When the auditor told Crittenden “if you had come and talked to me” about the matter, the commissioner shot back “That sounds like we want to hide it from the taxpayers.”

Said Smith, “It was easier to do it this way (transfer funds).”

Crittenden then asked about a $2,600 shortfall in County Clerk Peggy LaGrone’s office. Smith said an employee left and received compensatory time pay.

“Why are we having to cover something that we should have budgeted for?” Crittenden asked.

County Judge Dean Fowler responded that if the county budgeted for “every contingency,” he believed it would cost about $550,000 more.

Said Crittenden, “Looks like we could be budgeting for X amount of employees.”

Republican Pct. 3 Comm. Lloyd Crabtree then told Crittenden that “we’re not having to declare disaster” to use reserve funds to cover the shortfalls. (Crabtree, a Republican, faces Democrat James Childress in Crabtree’s bid for reelection Tuesday.)

Crittenden said he would like to see about doing something about compensatory time. The court, including Crittenden, then approved budget amendments with Crittenden saying after the meeting that the court believed it was “necessary to make the amendments.”

After the meeting, Betterton told The Mirror he had nothing to do with how funds were transferred to cover the shortfalls. Smith confirmed that.

Smith said he had moved some funds from the county fire marshal’s office and 115th District Court because they were under their budgets. He said moving money around like that is “done every year.”.

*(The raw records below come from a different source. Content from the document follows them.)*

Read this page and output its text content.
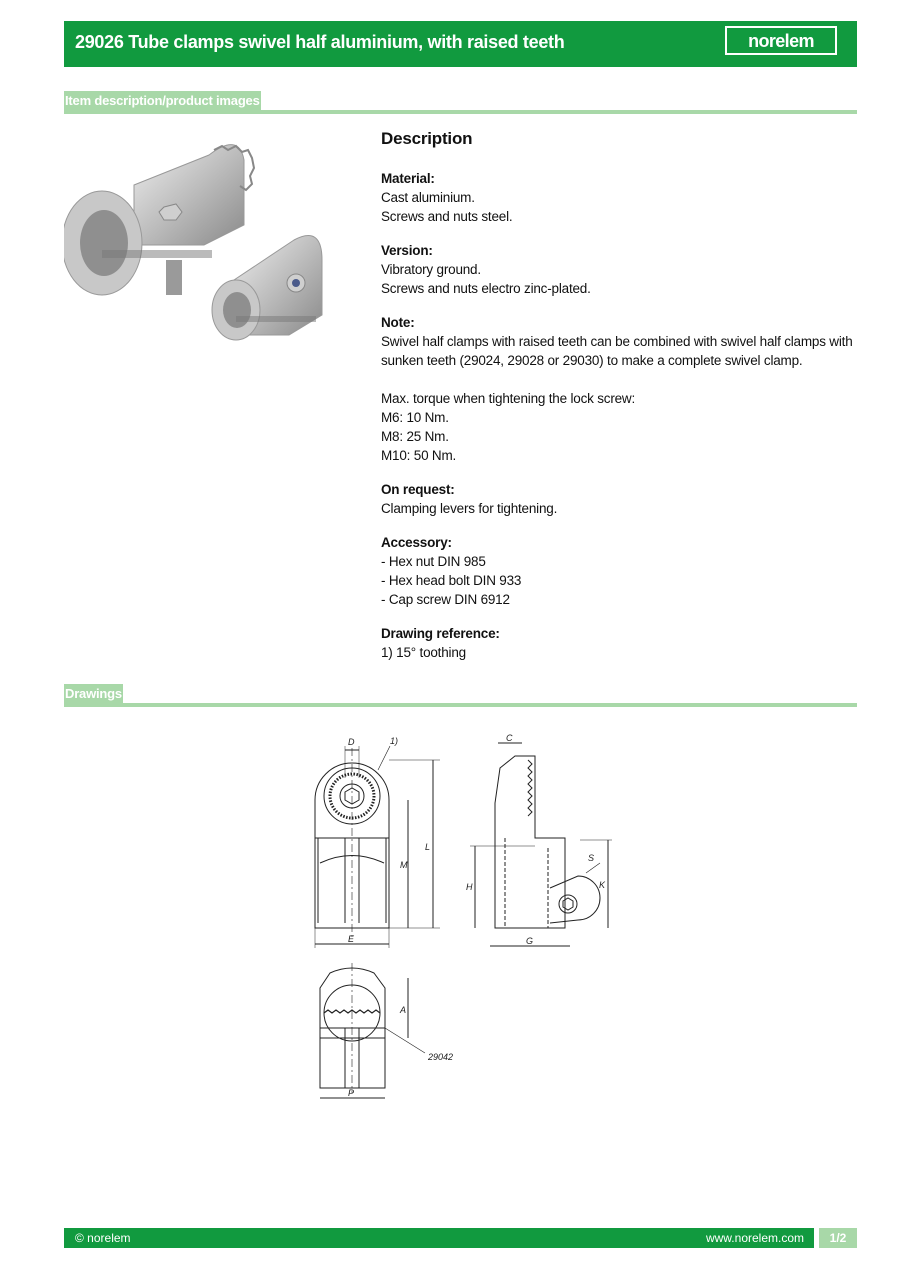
29026 Tube clamps swivel half aluminium, with raised teeth	norelem
Item description/product images
Description
Material:
Cast aluminium.
Screws and nuts steel.
Version:
Vibratory ground.
Screws and nuts electro zinc-plated.
Note:
Swivel half clamps with raised teeth can be combined with swivel half clamps with sunken teeth (29024, 29028 or 29030) to make a complete swivel clamp.
Max. torque when tightening the lock screw:
M6: 10 Nm.
M8: 25 Nm.
M10: 50 Nm.
On request:
Clamping levers for tightening.
Accessory:
- Hex nut DIN 985
- Hex head bolt DIN 933
- Cap screw DIN 6912
Drawing reference:
1) 15° toothing
Drawings
D	1)
M
L
E
C
S
H	K
G
A
P
29042
© norelem	www.norelem.com	1/2
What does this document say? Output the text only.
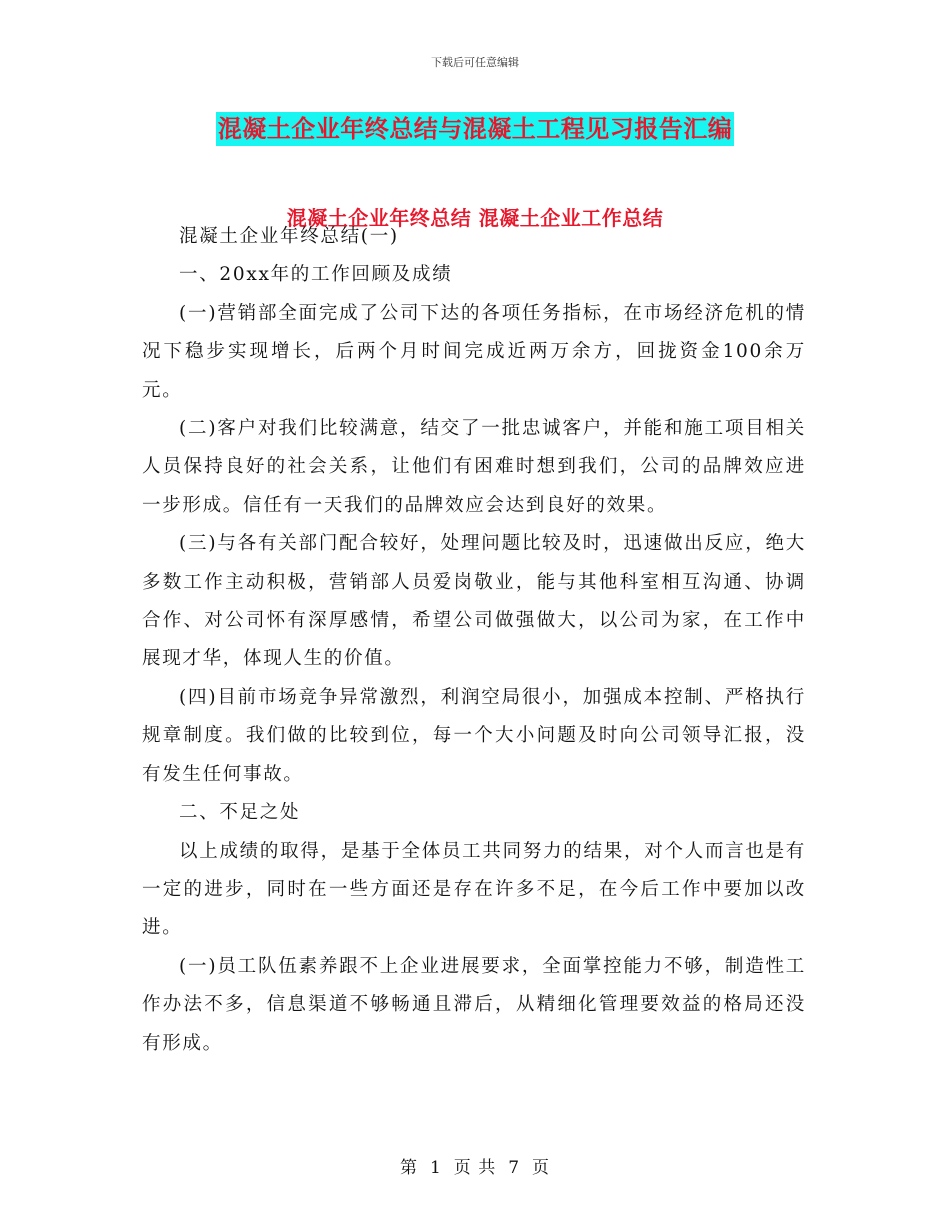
下载后可任意编辑
混凝土企业年终总结与混凝土工程见习报告汇编
混凝土企业年终总结 混凝土企业工作总结

混凝土企业年终总结(一)

一、20xx年的工作回顾及成绩

(一)营销部全面完成了公司下达的各项任务指标，在市场经济危机的情况下稳步实现增长，后两个月时间完成近两万余方，回拢资金100余万元。

(二)客户对我们比较满意，结交了一批忠诚客户，并能和施工项目相关人员保持良好的社会关系，让他们有困难时想到我们，公司的品牌效应进一步形成。信任有一天我们的品牌效应会达到良好的效果。

(三)与各有关部门配合较好，处理问题比较及时，迅速做出反应，绝大多数工作主动积极，营销部人员爱岗敬业，能与其他科室相互沟通、协调合作、对公司怀有深厚感情，希望公司做强做大，以公司为家，在工作中展现才华，体现人生的价值。

(四)目前市场竞争异常激烈，利润空局很小，加强成本控制、严格执行规章制度。我们做的比较到位，每一个大小问题及时向公司领导汇报，没有发生任何事故。

二、不足之处

以上成绩的取得，是基于全体员工共同努力的结果，对个人而言也是有一定的进步，同时在一些方面还是存在许多不足，在今后工作中要加以改进。

(一)员工队伍素养跟不上企业进展要求，全面掌控能力不够，制造性工作办法不多，信息渠道不够畅通且滞后，从精细化管理要效益的格局还没有形成。

第 1 页 共 7 页
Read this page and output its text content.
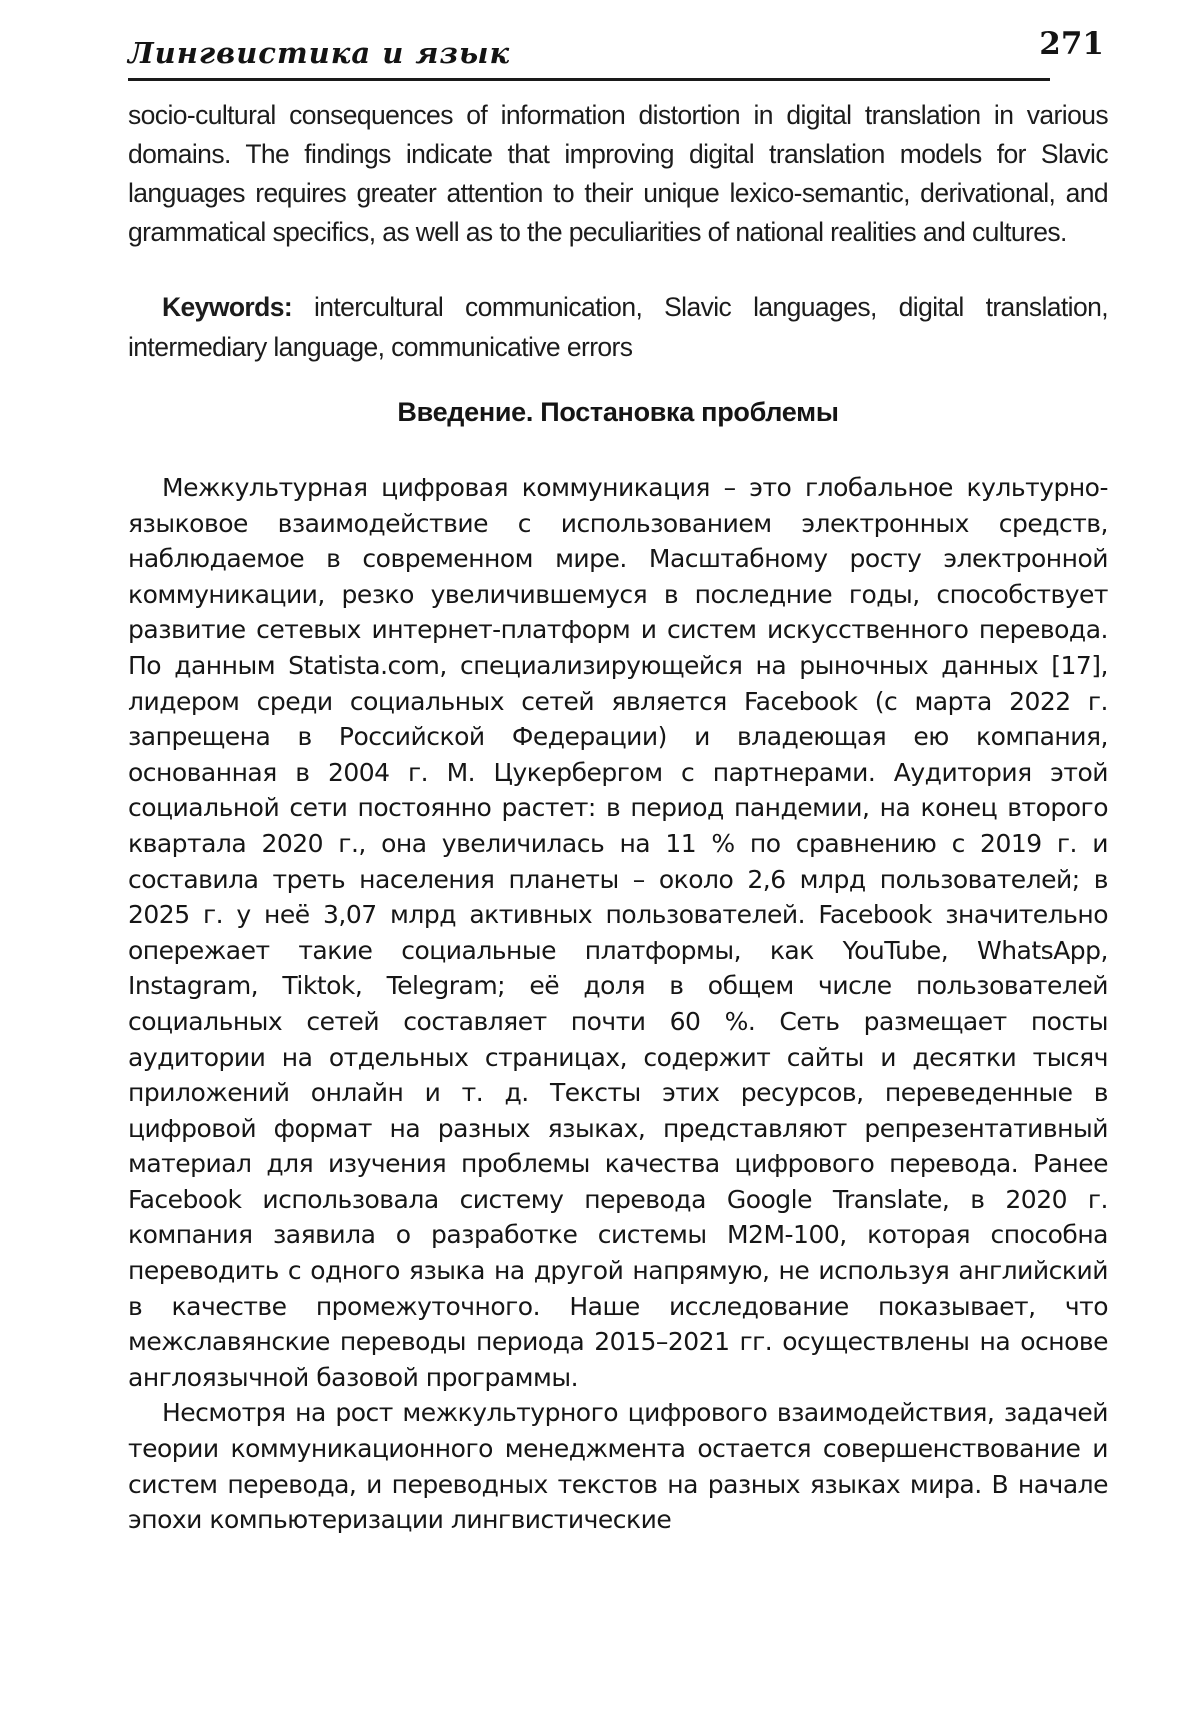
Лингвистика и язык	271
socio-cultural consequences of information distortion in digital translation in various domains. The findings indicate that improving digital translation models for Slavic languages requires greater attention to their unique lexico-semantic, derivational, and grammatical specifics, as well as to the peculiarities of national realities and cultures.
Keywords: intercultural communication, Slavic languages, digital translation, intermediary language, communicative errors
Введение. Постановка проблемы

Межкультурная цифровая коммуникация – это глобальное культурно-языковое взаимодействие с использованием электронных средств, наблюдаемое в современном мире. Масштабному росту электронной коммуникации, резко увеличившемуся в последние годы, способствует развитие сетевых интернет-платформ и систем искусственного перевода. По данным Statista.com, специализирующейся на рыночных данных [17], лидером среди социальных сетей является Facebook (с марта 2022 г. запрещена в Российской Федерации) и владеющая ею компания, основанная в 2004 г. М. Цукербергом с партнерами. Аудитория этой социальной сети постоянно растет: в период пандемии, на конец второго квартала 2020 г., она увеличилась на 11 % по сравнению с 2019 г. и составила треть населения планеты – около 2,6 млрд пользователей; в 2025 г. у неё 3,07 млрд активных пользователей. Facebook значительно опережает такие социальные платформы, как YouTube, WhatsApp, Instagram, Tiktok, Telegram; её доля в общем числе пользователей социальных сетей составляет почти 60 %. Сеть размещает посты аудитории на отдельных страницах, содержит сайты и десятки тысяч приложений онлайн и т. д. Тексты этих ресурсов, переведенные в цифровой формат на разных языках, представляют репрезентативный материал для изучения проблемы качества цифрового перевода. Ранее Facebook использовала систему перевода Google Translate, в 2020 г. компания заявила о разработке системы M2M-100, которая способна переводить с одного языка на другой напрямую, не используя английский в качестве промежуточного. Наше исследование показывает, что межславянские переводы периода 2015–2021 гг. осуществлены на основе англоязычной базовой программы.

Несмотря на рост межкультурного цифрового взаимодействия, задачей теории коммуникационного менеджмента остается совершенствование и систем перевода, и переводных текстов на разных языках мира. В начале эпохи компьютеризации лингвистические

Crittenden told The Mirror after the meeting that “If we have to bring another department out of a shortfall...we should be taking money from within that department,” not go to eight others “to fund a department that’s in a shortfall.”

“Especially with the county jail making the kind of revenue. . . the sheriff said it was making,” Crittenden added.

He didn’t respond to Betterton’s implying that his actions were related to the forthcoming election.

Smith said after the meeting that the jail budget’s shortfall totaled $63,000, while the Sheriff’s Office’s totaled $16,000. Since Betterton took in $46,000 more than budgeted for housing other entities’ jail inmates, that left a “net effect” of a $33,000 shortfall, the auditor said.

Overages in the jail resulted from salaries, prescription drug costs, and prisoners’ medical costs, Smith said. The deficit in the sheriff’s office budget resulted from the salary and gasoline line items, said Smith, with the salary shortfall resulting from the deputy who resigned receiving the $15,000 compensatory time.

But Crittenden told The Mirror the shortfall totaled $89,244.33 in the jail and $32,342.79 in the Sheriff’s Office.

Said Smith, “He doesn’t know how to read a report.”